If upstream sends a neighbor discovery for a different address, try using that as your WAN address on the corresponding /64.

If upstream sends a neighbor discovery for the pinged address on WAN, they have put the /48 on WAN and are card-carrying members of the Stupid ISP Club. I find it hard to believe they are that dumb. It's not like we're talking about OVH.

The fact that they gave you this Gateway 2604:2e80:XXXX::1 implies that you should use the :0000::/64 on your WAN interface as you have done and set a default IPv6 gateway to the specified ::1 address. That should leave you with 2604:2e80:XXXX:1::/64 through 2604:2e80:XXXX:ffff::/64 to use on the inside interfaces.

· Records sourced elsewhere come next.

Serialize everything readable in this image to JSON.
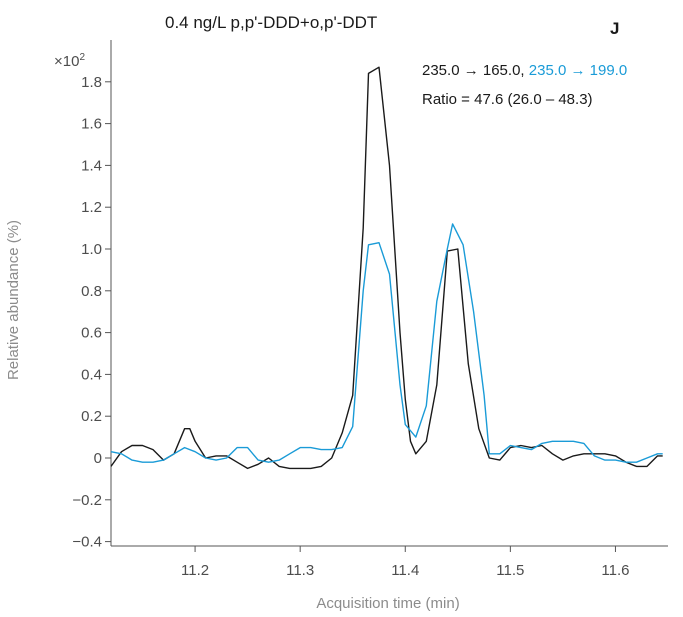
{
  "chart_data": {
    "type": "line",
    "title": "0.4 ng/L p,p'-DDD+o,p'-DDT",
    "panel_label": "J",
    "xlabel": "Acquisition time (min)",
    "ylabel": "Relative abundance (%)",
    "y_multiplier": "×10",
    "y_multiplier_exp": "2",
    "xlim": [
      11.12,
      11.65
    ],
    "ylim": [
      -0.4,
      1.95
    ],
    "x_ticks": [
      11.2,
      11.3,
      11.4,
      11.5,
      11.6
    ],
    "x_tick_labels": [
      "11.2",
      "11.3",
      "11.4",
      "11.5",
      "11.6"
    ],
    "y_ticks": [
      -0.4,
      -0.2,
      0,
      0.2,
      0.4,
      0.6,
      0.8,
      1.0,
      1.2,
      1.4,
      1.6,
      1.8
    ],
    "y_tick_labels": [
      "−0.4",
      "−0.2",
      "0",
      "0.2",
      "0.4",
      "0.6",
      "0.8",
      "1.0",
      "1.2",
      "1.4",
      "1.6",
      "1.8"
    ],
    "grid": false,
    "legend": {
      "transition_1": "235.0 → 165.0",
      "separator": ", ",
      "transition_2": "235.0 → 199.0",
      "ratio_text": "Ratio = 47.6 (26.0 – 48.3)"
    },
    "series": [
      {
        "color": "#1a1a1a",
        "points": [
          [
            11.12,
            -0.04
          ],
          [
            11.13,
            0.03
          ],
          [
            11.14,
            0.06
          ],
          [
            11.15,
            0.06
          ],
          [
            11.16,
            0.04
          ],
          [
            11.17,
            -0.01
          ],
          [
            11.18,
            0.02
          ],
          [
            11.19,
            0.14
          ],
          [
            11.195,
            0.14
          ],
          [
            11.2,
            0.08
          ],
          [
            11.21,
            0.0
          ],
          [
            11.22,
            0.01
          ],
          [
            11.23,
            0.01
          ],
          [
            11.24,
            -0.02
          ],
          [
            11.25,
            -0.05
          ],
          [
            11.26,
            -0.03
          ],
          [
            11.27,
            0.0
          ],
          [
            11.28,
            -0.04
          ],
          [
            11.29,
            -0.05
          ],
          [
            11.3,
            -0.05
          ],
          [
            11.31,
            -0.05
          ],
          [
            11.32,
            -0.04
          ],
          [
            11.33,
            0.0
          ],
          [
            11.34,
            0.12
          ],
          [
            11.35,
            0.3
          ],
          [
            11.36,
            1.1
          ],
          [
            11.365,
            1.84
          ],
          [
            11.375,
            1.87
          ],
          [
            11.385,
            1.4
          ],
          [
            11.395,
            0.6
          ],
          [
            11.4,
            0.28
          ],
          [
            11.405,
            0.08
          ],
          [
            11.41,
            0.02
          ],
          [
            11.42,
            0.08
          ],
          [
            11.43,
            0.35
          ],
          [
            11.44,
            0.99
          ],
          [
            11.45,
            1.0
          ],
          [
            11.46,
            0.45
          ],
          [
            11.47,
            0.14
          ],
          [
            11.48,
            0.0
          ],
          [
            11.49,
            -0.01
          ],
          [
            11.5,
            0.05
          ],
          [
            11.51,
            0.06
          ],
          [
            11.52,
            0.05
          ],
          [
            11.53,
            0.06
          ],
          [
            11.54,
            0.02
          ],
          [
            11.55,
            -0.01
          ],
          [
            11.56,
            0.01
          ],
          [
            11.57,
            0.02
          ],
          [
            11.58,
            0.02
          ],
          [
            11.59,
            0.02
          ],
          [
            11.6,
            0.01
          ],
          [
            11.61,
            -0.02
          ],
          [
            11.62,
            -0.04
          ],
          [
            11.63,
            -0.04
          ],
          [
            11.64,
            0.01
          ],
          [
            11.645,
            0.01
          ]
        ]
      },
      {
        "color": "#1a9bd7",
        "points": [
          [
            11.12,
            0.03
          ],
          [
            11.13,
            0.02
          ],
          [
            11.14,
            -0.01
          ],
          [
            11.15,
            -0.02
          ],
          [
            11.16,
            -0.02
          ],
          [
            11.17,
            -0.01
          ],
          [
            11.18,
            0.02
          ],
          [
            11.19,
            0.05
          ],
          [
            11.2,
            0.03
          ],
          [
            11.21,
            0.0
          ],
          [
            11.22,
            -0.01
          ],
          [
            11.23,
            0.0
          ],
          [
            11.24,
            0.05
          ],
          [
            11.25,
            0.05
          ],
          [
            11.26,
            -0.01
          ],
          [
            11.27,
            -0.02
          ],
          [
            11.28,
            -0.01
          ],
          [
            11.29,
            0.02
          ],
          [
            11.3,
            0.05
          ],
          [
            11.31,
            0.05
          ],
          [
            11.32,
            0.04
          ],
          [
            11.33,
            0.04
          ],
          [
            11.34,
            0.05
          ],
          [
            11.35,
            0.15
          ],
          [
            11.36,
            0.8
          ],
          [
            11.365,
            1.02
          ],
          [
            11.375,
            1.03
          ],
          [
            11.385,
            0.88
          ],
          [
            11.395,
            0.35
          ],
          [
            11.4,
            0.16
          ],
          [
            11.41,
            0.1
          ],
          [
            11.42,
            0.25
          ],
          [
            11.43,
            0.75
          ],
          [
            11.44,
            1.0
          ],
          [
            11.445,
            1.12
          ],
          [
            11.455,
            1.02
          ],
          [
            11.465,
            0.7
          ],
          [
            11.475,
            0.3
          ],
          [
            11.48,
            0.02
          ],
          [
            11.49,
            0.02
          ],
          [
            11.5,
            0.06
          ],
          [
            11.51,
            0.05
          ],
          [
            11.52,
            0.04
          ],
          [
            11.53,
            0.07
          ],
          [
            11.54,
            0.08
          ],
          [
            11.55,
            0.08
          ],
          [
            11.56,
            0.08
          ],
          [
            11.57,
            0.07
          ],
          [
            11.58,
            0.01
          ],
          [
            11.59,
            -0.01
          ],
          [
            11.6,
            -0.01
          ],
          [
            11.61,
            -0.02
          ],
          [
            11.62,
            -0.02
          ],
          [
            11.63,
            0.0
          ],
          [
            11.64,
            0.02
          ],
          [
            11.645,
            0.02
          ]
        ]
      }
    ]
  }
}
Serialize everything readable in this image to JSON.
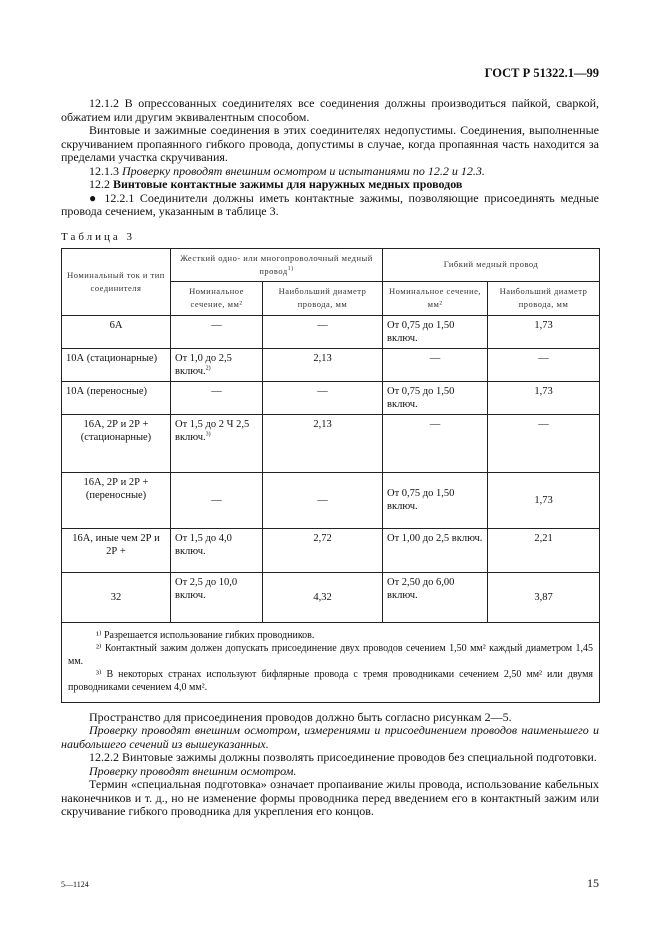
{
  "header": {
    "doc_id": "ГОСТ Р 51322.1—99"
  },
  "paragraphs": {
    "p1": "12.1.2 В опрессованных соединителях все соединения должны производиться пайкой, сваркой, обжатием или другим эквивалентным способом.",
    "p2": "Винтовые и зажимные соединения в этих соединителях недопустимы. Соединения, выполненные скручиванием пропаянного гибкого провода, допустимы в случае, когда пропаянная часть находится за пределами участка скручивания.",
    "p3_num": "12.1.3",
    "p3": "Проверку проводят внешним осмотром и испытаниями по 12.2 и 12.3.",
    "p4_num": "12.2",
    "p4": "Винтовые контактные зажимы для наружных медных проводов",
    "p5": "● 12.2.1 Соединители должны иметь контактные зажимы, позволяющие присоединять медные провода сечением, указанным в таблице 3."
  },
  "table": {
    "caption": "Таблица 3",
    "head": {
      "col1": "Номинальный ток и тип соединителя",
      "group1": "Жесткий одно- или многопроволочный медный провод",
      "group1_sup": "1)",
      "group2": "Гибкий медный провод",
      "sub1": "Номинальное сечение, мм²",
      "sub2": "Наибольший диаметр провода, мм",
      "sub3": "Номинальное сечение, мм²",
      "sub4": "Наибольший диаметр провода, мм"
    },
    "rows": [
      {
        "type": "6А",
        "rigid_sec": "—",
        "rigid_d": "—",
        "flex_sec": "От 0,75 до 1,50 включ.",
        "flex_d": "1,73"
      },
      {
        "type": "10А (стационарные)",
        "rigid_sec": "От 1,0 до 2,5 включ.",
        "rigid_sup": "2)",
        "rigid_d": "2,13",
        "flex_sec": "—",
        "flex_d": "—"
      },
      {
        "type": "10А (переносные)",
        "rigid_sec": "—",
        "rigid_d": "—",
        "flex_sec": "От 0,75 до 1,50 включ.",
        "flex_d": "1,73"
      },
      {
        "type": "16А, 2Р и 2Р + (стационарные)",
        "rigid_sec": "От 1,5 до 2 Ч 2,5 включ.",
        "rigid_sup": "3)",
        "rigid_d": "2,13",
        "flex_sec": "—",
        "flex_d": "—"
      },
      {
        "type": "16А, 2Р и 2Р + (переносные)",
        "rigid_sec": "—",
        "rigid_d": "—",
        "flex_sec": "От 0,75 до 1,50 включ.",
        "flex_d": "1,73"
      },
      {
        "type": "16А, иные чем 2Р и 2Р +",
        "rigid_sec": "От 1,5 до 4,0 включ.",
        "rigid_d": "2,72",
        "flex_sec": "От 1,00 до 2,5 включ.",
        "flex_d": "2,21"
      },
      {
        "type": "32",
        "rigid_sec": "От 2,5 до 10,0 включ.",
        "rigid_d": "4,32",
        "flex_sec": "От 2,50 до 6,00 включ.",
        "flex_d": "3,87"
      }
    ],
    "footnotes": [
      "¹⁾ Разрешается использование гибких проводников.",
      "²⁾ Контактный зажим должен допускать присоединение двух проводов сечением 1,50 мм² каждый диаметром 1,45 мм.",
      "³⁾ В некоторых странах используют бифлярные провода с тремя проводниками сечением 2,50 мм² или двумя проводниками сечением 4,0 мм²."
    ]
  },
  "after": {
    "a1": "Пространство для присоединения проводов должно быть согласно рисункам 2—5.",
    "a2": "Проверку проводят внешним осмотром, измерениями и присоединением проводов наименьшего и наибольшего сечений из вышеуказанных.",
    "a3": "12.2.2 Винтовые зажимы должны позволять присоединение проводов без специальной подготовки.",
    "a4": "Проверку проводят внешним осмотром.",
    "a5": "Термин «специальная подготовка» означает пропаивание жилы провода, использование кабельных наконечников и т. д., но не изменение формы проводника перед введением его в контактный зажим или скручивание гибкого проводника для укрепления его концов."
  },
  "footer": {
    "sheet": "5—1124",
    "page": "15"
  }
}
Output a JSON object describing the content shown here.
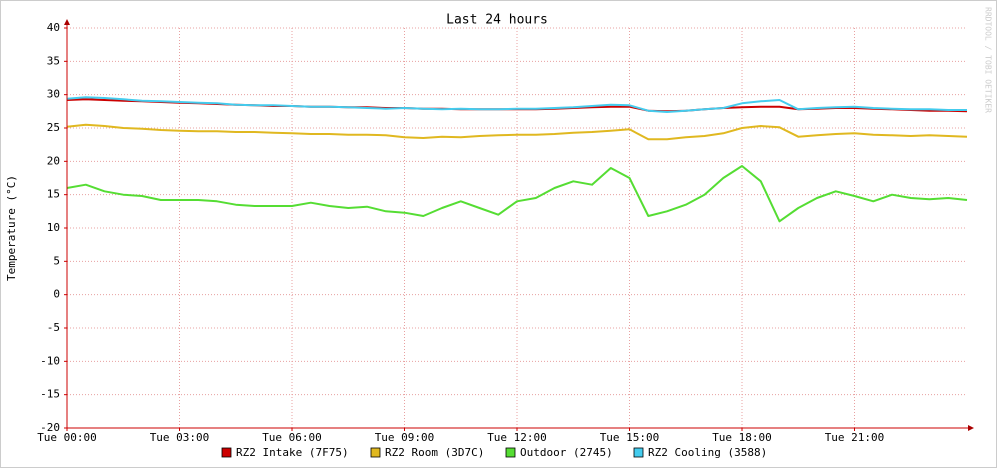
{
  "chart_data": {
    "type": "line",
    "title": "Last 24 hours",
    "y_label": "Temperature (°C)",
    "watermark": "RRDTOOL / TOBI OETIKER",
    "x": [
      0,
      0.5,
      1,
      1.5,
      2,
      2.5,
      3,
      3.5,
      4,
      4.5,
      5,
      5.5,
      6,
      6.5,
      7,
      7.5,
      8,
      8.5,
      9,
      9.5,
      10,
      10.5,
      11,
      11.5,
      12,
      12.5,
      13,
      13.5,
      14,
      14.5,
      15,
      15.5,
      16,
      16.5,
      17,
      17.5,
      18,
      18.5,
      19,
      19.5,
      20,
      20.5,
      21,
      21.5,
      22,
      22.5,
      23,
      23.5,
      24
    ],
    "xlim": [
      0,
      24
    ],
    "xticks": [
      {
        "value": 0,
        "label": "Tue 00:00"
      },
      {
        "value": 3,
        "label": "Tue 03:00"
      },
      {
        "value": 6,
        "label": "Tue 06:00"
      },
      {
        "value": 9,
        "label": "Tue 09:00"
      },
      {
        "value": 12,
        "label": "Tue 12:00"
      },
      {
        "value": 15,
        "label": "Tue 15:00"
      },
      {
        "value": 18,
        "label": "Tue 18:00"
      },
      {
        "value": 21,
        "label": "Tue 21:00"
      }
    ],
    "ylim": [
      -20,
      40
    ],
    "yticks": [
      -20,
      -15,
      -10,
      -5,
      0,
      5,
      10,
      15,
      20,
      25,
      30,
      35,
      40
    ],
    "grid": true,
    "series": [
      {
        "name": "RZ2 Intake (7F75)",
        "color": "#cc0000",
        "values": [
          29.2,
          29.3,
          29.2,
          29.1,
          29.0,
          28.9,
          28.8,
          28.7,
          28.6,
          28.5,
          28.4,
          28.3,
          28.3,
          28.2,
          28.2,
          28.1,
          28.1,
          28.0,
          28.0,
          27.9,
          27.9,
          27.8,
          27.8,
          27.8,
          27.8,
          27.8,
          27.9,
          28.0,
          28.1,
          28.2,
          28.2,
          27.6,
          27.5,
          27.6,
          27.8,
          28.0,
          28.1,
          28.2,
          28.2,
          27.8,
          27.9,
          28.0,
          28.0,
          27.9,
          27.8,
          27.7,
          27.6,
          27.6,
          27.5
        ]
      },
      {
        "name": "RZ2 Room (3D7C)",
        "color": "#e0b820",
        "values": [
          25.2,
          25.5,
          25.3,
          25.0,
          24.9,
          24.7,
          24.6,
          24.5,
          24.5,
          24.4,
          24.4,
          24.3,
          24.2,
          24.1,
          24.1,
          24.0,
          24.0,
          23.9,
          23.6,
          23.5,
          23.7,
          23.6,
          23.8,
          23.9,
          24.0,
          24.0,
          24.1,
          24.3,
          24.4,
          24.6,
          24.8,
          23.3,
          23.3,
          23.6,
          23.8,
          24.2,
          25.0,
          25.3,
          25.1,
          23.7,
          23.9,
          24.1,
          24.2,
          24.0,
          23.9,
          23.8,
          23.9,
          23.8,
          23.7
        ]
      },
      {
        "name": "Outdoor (2745)",
        "color": "#55dd33",
        "values": [
          16,
          16.5,
          15.5,
          15,
          14.8,
          14.2,
          14.2,
          14.2,
          14,
          13.5,
          13.3,
          13.3,
          13.3,
          13.8,
          13.3,
          13,
          13.2,
          12.5,
          12.3,
          11.8,
          13,
          14,
          13,
          12,
          14,
          14.5,
          16,
          17,
          16.5,
          19,
          17.5,
          11.8,
          12.5,
          13.5,
          15,
          17.5,
          19.3,
          17,
          11,
          13,
          14.5,
          15.5,
          14.8,
          14,
          15,
          14.5,
          14.3,
          14.5,
          14.2
        ]
      },
      {
        "name": "RZ2 Cooling (3588)",
        "color": "#44ccee",
        "values": [
          29.4,
          29.6,
          29.5,
          29.3,
          29.1,
          29.0,
          28.9,
          28.8,
          28.7,
          28.5,
          28.4,
          28.4,
          28.3,
          28.2,
          28.2,
          28.1,
          28.0,
          27.9,
          28.0,
          27.9,
          27.8,
          27.9,
          27.8,
          27.8,
          27.9,
          27.9,
          28.0,
          28.1,
          28.3,
          28.5,
          28.4,
          27.6,
          27.4,
          27.6,
          27.8,
          28.0,
          28.7,
          29.0,
          29.2,
          27.8,
          28.0,
          28.1,
          28.2,
          28.0,
          27.9,
          27.8,
          27.8,
          27.7,
          27.7
        ]
      }
    ]
  }
}
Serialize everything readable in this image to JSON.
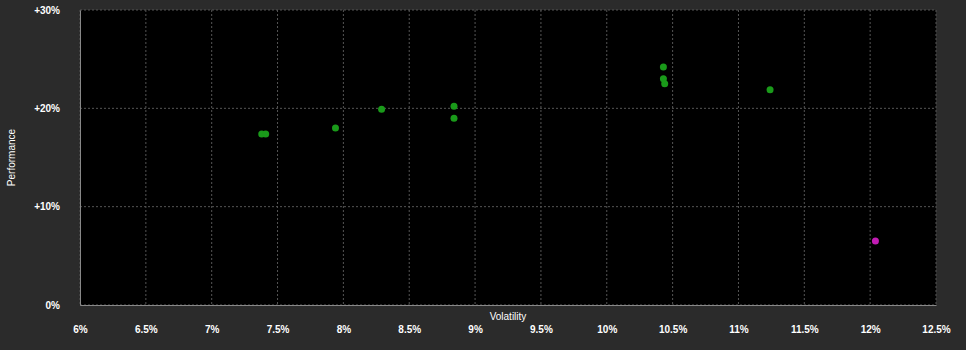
{
  "chart_data": {
    "type": "scatter",
    "x_label": "Volatility",
    "y_label": "Performance",
    "x": [
      7.38,
      7.41,
      7.94,
      8.29,
      8.84,
      8.84,
      10.43,
      10.43,
      10.44,
      11.24,
      12.04
    ],
    "values": [
      17.4,
      17.4,
      18.0,
      19.9,
      20.2,
      19.0,
      24.2,
      23.0,
      22.5,
      21.9,
      6.5
    ],
    "colors": [
      "#1a9a1a",
      "#1a9a1a",
      "#1a9a1a",
      "#1a9a1a",
      "#1a9a1a",
      "#1a9a1a",
      "#1a9a1a",
      "#1a9a1a",
      "#1a9a1a",
      "#1a9a1a",
      "#c21cb4"
    ],
    "marker": "circle",
    "xlim": [
      6,
      12.5
    ],
    "xticks": [
      {
        "value": 6,
        "label": "6%"
      },
      {
        "value": 6.5,
        "label": "6.5%"
      },
      {
        "value": 7,
        "label": "7%"
      },
      {
        "value": 7.5,
        "label": "7.5%"
      },
      {
        "value": 8,
        "label": "8%"
      },
      {
        "value": 8.5,
        "label": "8.5%"
      },
      {
        "value": 9,
        "label": "9%"
      },
      {
        "value": 9.5,
        "label": "9.5%"
      },
      {
        "value": 10,
        "label": "10%"
      },
      {
        "value": 10.5,
        "label": "10.5%"
      },
      {
        "value": 11,
        "label": "11%"
      },
      {
        "value": 11.5,
        "label": "11.5%"
      },
      {
        "value": 12,
        "label": "12%"
      },
      {
        "value": 12.5,
        "label": "12.5%"
      }
    ],
    "ylim": [
      0,
      30
    ],
    "yticks": [
      {
        "value": 0,
        "label": "0%"
      },
      {
        "value": 10,
        "label": "+10%"
      },
      {
        "value": 20,
        "label": "+20%"
      },
      {
        "value": 30,
        "label": "+30%"
      }
    ],
    "grid": true
  }
}
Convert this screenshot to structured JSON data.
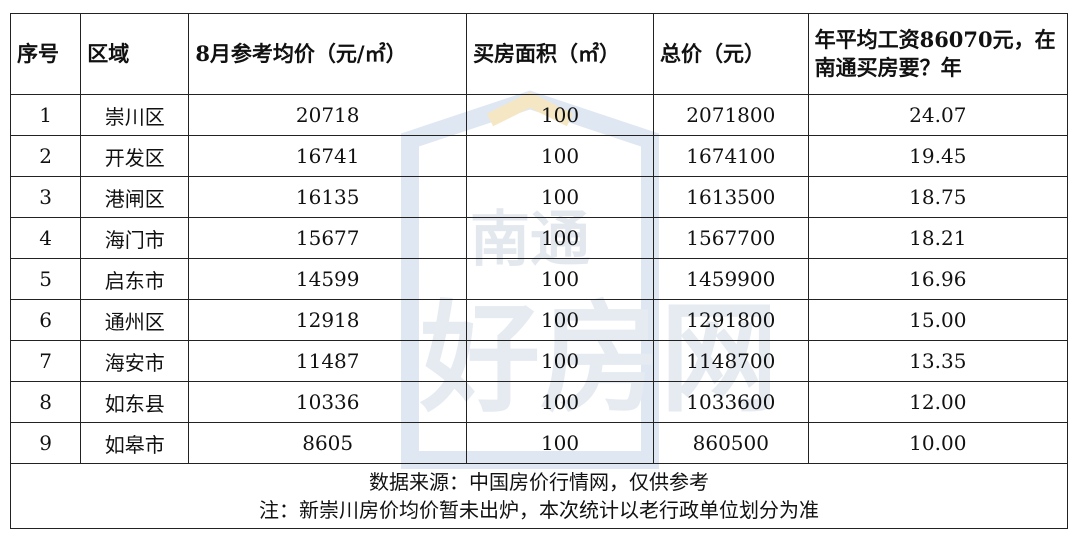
{
  "watermark": {
    "line1": "南通",
    "line2": "好房网"
  },
  "table": {
    "headers": [
      "序号",
      "区域",
      "8月参考均价（元/㎡）",
      "买房面积（㎡）",
      "总价（元）",
      "年平均工资86070元，在南通买房要？年"
    ],
    "rows": [
      [
        "1",
        "崇川区",
        "20718",
        "100",
        "2071800",
        "24.07"
      ],
      [
        "2",
        "开发区",
        "16741",
        "100",
        "1674100",
        "19.45"
      ],
      [
        "3",
        "港闸区",
        "16135",
        "100",
        "1613500",
        "18.75"
      ],
      [
        "4",
        "海门市",
        "15677",
        "100",
        "1567700",
        "18.21"
      ],
      [
        "5",
        "启东市",
        "14599",
        "100",
        "1459900",
        "16.96"
      ],
      [
        "6",
        "通州区",
        "12918",
        "100",
        "1291800",
        "15.00"
      ],
      [
        "7",
        "海安市",
        "11487",
        "100",
        "1148700",
        "13.35"
      ],
      [
        "8",
        "如东县",
        "10336",
        "100",
        "1033600",
        "12.00"
      ],
      [
        "9",
        "如皋市",
        "8605",
        "100",
        "860500",
        "10.00"
      ]
    ],
    "footer": {
      "source": "数据来源：中国房价行情网，仅供参考",
      "note": "注：新崇川房价均价暂未出炉，本次统计以老行政单位划分为准"
    }
  }
}
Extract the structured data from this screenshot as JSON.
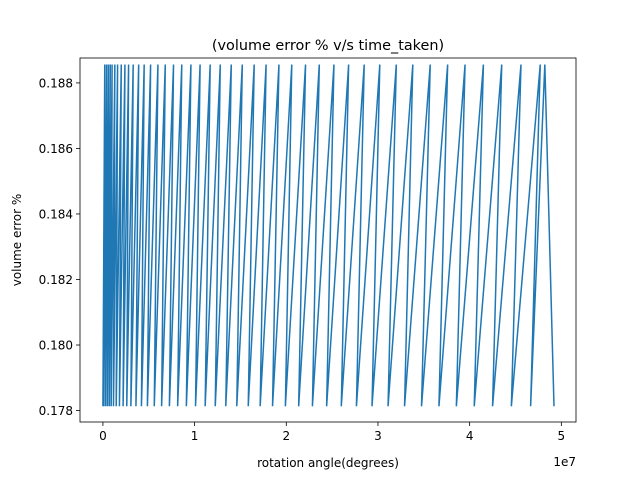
{
  "chart_data": {
    "type": "line",
    "title": "(volume error % v/s time_taken)",
    "xlabel": "rotation angle(degrees)",
    "ylabel": "volume error %",
    "x_offset_text": "1e7",
    "x_scale": 10000000,
    "xlim": [
      -0.25,
      5.16
    ],
    "ylim": [
      0.17765,
      0.18876
    ],
    "x_ticks": [
      0,
      1,
      2,
      3,
      4,
      5
    ],
    "x_tick_labels": [
      "0",
      "1",
      "2",
      "3",
      "4",
      "5"
    ],
    "y_ticks": [
      0.178,
      0.18,
      0.182,
      0.184,
      0.186,
      0.188
    ],
    "y_tick_labels": [
      "0.178",
      "0.180",
      "0.182",
      "0.184",
      "0.186",
      "0.188"
    ],
    "grid": false,
    "legend": "none",
    "line_color": "#1f77b4",
    "series": [
      {
        "y_max": 0.18856,
        "y_min": 0.17813,
        "peak_x": [
          0.02,
          0.04,
          0.06,
          0.08,
          0.1,
          0.13,
          0.16,
          0.2,
          0.24,
          0.28,
          0.33,
          0.39,
          0.45,
          0.52,
          0.6,
          0.68,
          0.77,
          0.86,
          0.96,
          1.06,
          1.17,
          1.28,
          1.4,
          1.52,
          1.65,
          1.78,
          1.92,
          2.06,
          2.21,
          2.36,
          2.52,
          2.68,
          2.85,
          3.02,
          3.2,
          3.38,
          3.57,
          3.76,
          3.95,
          4.15,
          4.35,
          4.56,
          4.77,
          4.82
        ],
        "trough_x": [
          0.01,
          0.03,
          0.05,
          0.07,
          0.09,
          0.115,
          0.145,
          0.18,
          0.22,
          0.26,
          0.305,
          0.36,
          0.42,
          0.485,
          0.56,
          0.64,
          0.725,
          0.815,
          0.91,
          1.01,
          1.115,
          1.225,
          1.34,
          1.46,
          1.585,
          1.715,
          1.85,
          1.99,
          2.135,
          2.285,
          2.44,
          2.6,
          2.765,
          2.935,
          3.11,
          3.29,
          3.475,
          3.665,
          3.855,
          4.05,
          4.25,
          4.455,
          4.665,
          4.92
        ]
      }
    ]
  }
}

Have you tried setting the interface for DHCP6 and asking for a /48 PD? Perhaps they just nailed that /48 to you.

They really should be able to answer these questions for you. It's 2019.

JKnott

@alankeny said in Splitting a static /48 from Mediacom into subnets:

With their static IPv6 allocation, the WAN side is basically a bridged network that can have 1,208,925,819,614,629,174,706,176 IPv6 hosts on it, and that's the only configuration option available.

That's nonsense. A /48 is not usable in that manner. It's supposed to be split up into /64s, which are what is used on a LAN. For example, I have a /56. One /64 is used for my main LAN, a 2nd for a test interface and a 3rd for my VPN. MY ISP uses DHCPv6-PD to provide my prefix and WAN interface address. As Derelict mentions, take a look at what's on the wire. You might want to see if you can talk to 2nd level support. Maybe they might have a clue about how IPv6 works.